Insufficient data from Andrew Fryer

The place where I page to when my brain is full up of stuff about the Microsoft platform

Changing Dimensions – Fast or Slow?

Many resources on data warehousing talk about slowly changing dimensions and how to deal with them but what happens when your dimensions change more quickly and what is does fast or quick mean in in this context?

First let’s be clear on what is meant by slowly changing dimensions.  Any change to an attribute in a dimension typically happens far less often than changes are made to fact tables. Think of changing product specifications, customer moving address, and organisational change in a business, all of these happen much more rarely than facts are added or changed in a fact table.

However there are some changes that happen more quickly than others, for example the current stage of a project or process could change daily or even hourly, as could the status of a customer complaint.

Then there is the matter of how changes to dimensions should be handled.  If history is to be discarded and only the current view of the project etc. is to be kept then this is referred to as type 1 ( check my post here for more on this).  This entails doing an update which can be really slow especially if there are lots of them.  If history is to be kept then (Type 2) the processing is more complex and you end writing a row in for each time a dimension changes.  So if your dimensions are changing a lot then the refresh process is going to be very slow and your dimension are going to be very large.

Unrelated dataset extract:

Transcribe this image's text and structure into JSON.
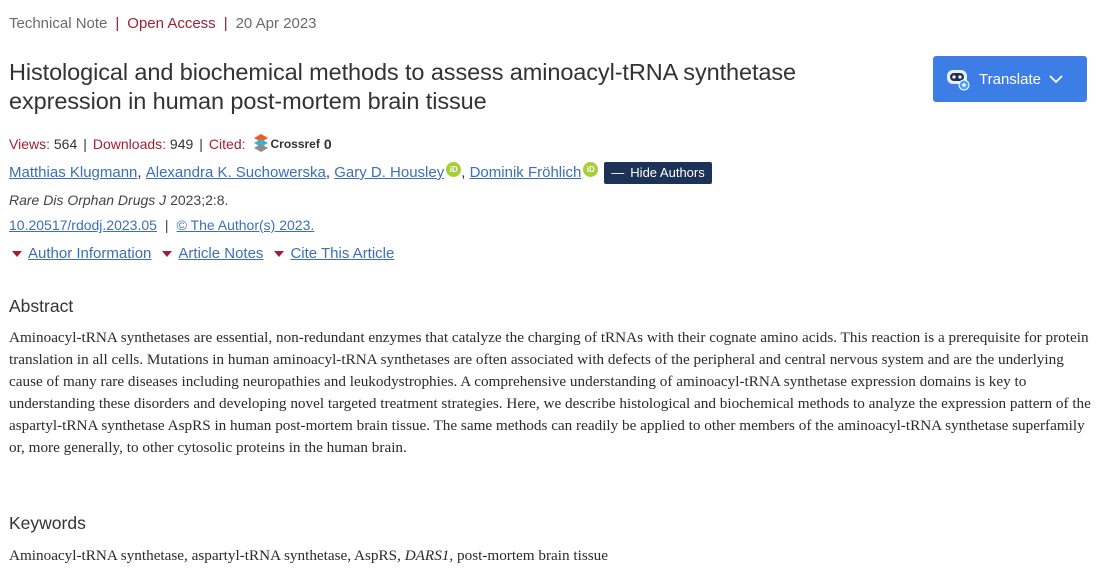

What can be done to stop this from happening?  My recommendation would be to change the design by:

1. Taking out the fast changing attribute (for example project status) and creating a dimension with all of the possible values in.

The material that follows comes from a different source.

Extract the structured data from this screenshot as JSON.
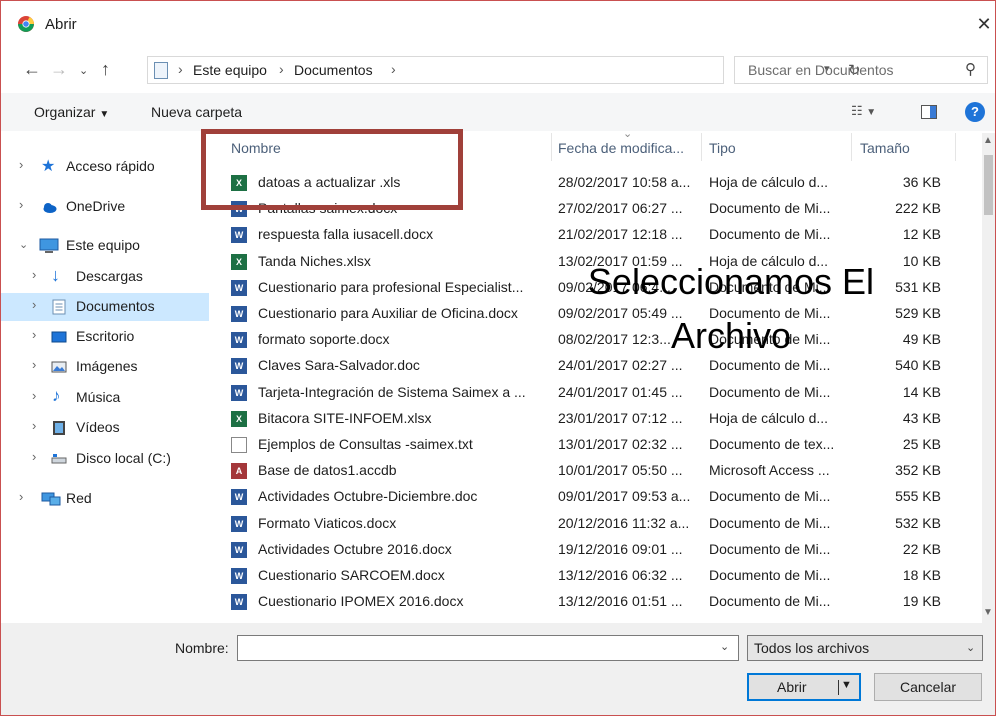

2. Creating a factless fact table to record the changes with the following attributes

  • ProjectID a foreign key to the project
  • StatusID a foreign key to the status dimension in point 1. above.
  • DateChangedID foreign key to the time dimension to represent the dat the status changed.
  • Optionally if the stages always go in a set order you could have  fact(s) of days to complete and/or cost to complete so you can measure the performance of each stage of the project.

What we have lost in the process of doing this is a complete readout of the project in one simple table which makes the job of saying what is the current stage of my project a bit harder to find out. Also if project status is not null (and in my designs no dimension attributes are allowed to be null), then you need to create an initial row in the new fact table every time you create a new project to point to the initial status of the project.

Hopefully this is useful as there isn’t too much on TechNet about designing a data warehouse. If you do want to know more check the Microsoft data warehousing books in my book list by Ralph Kimball, as this is pretty much what all of the tools in SQL Server are designed around (especially integration and reporting services).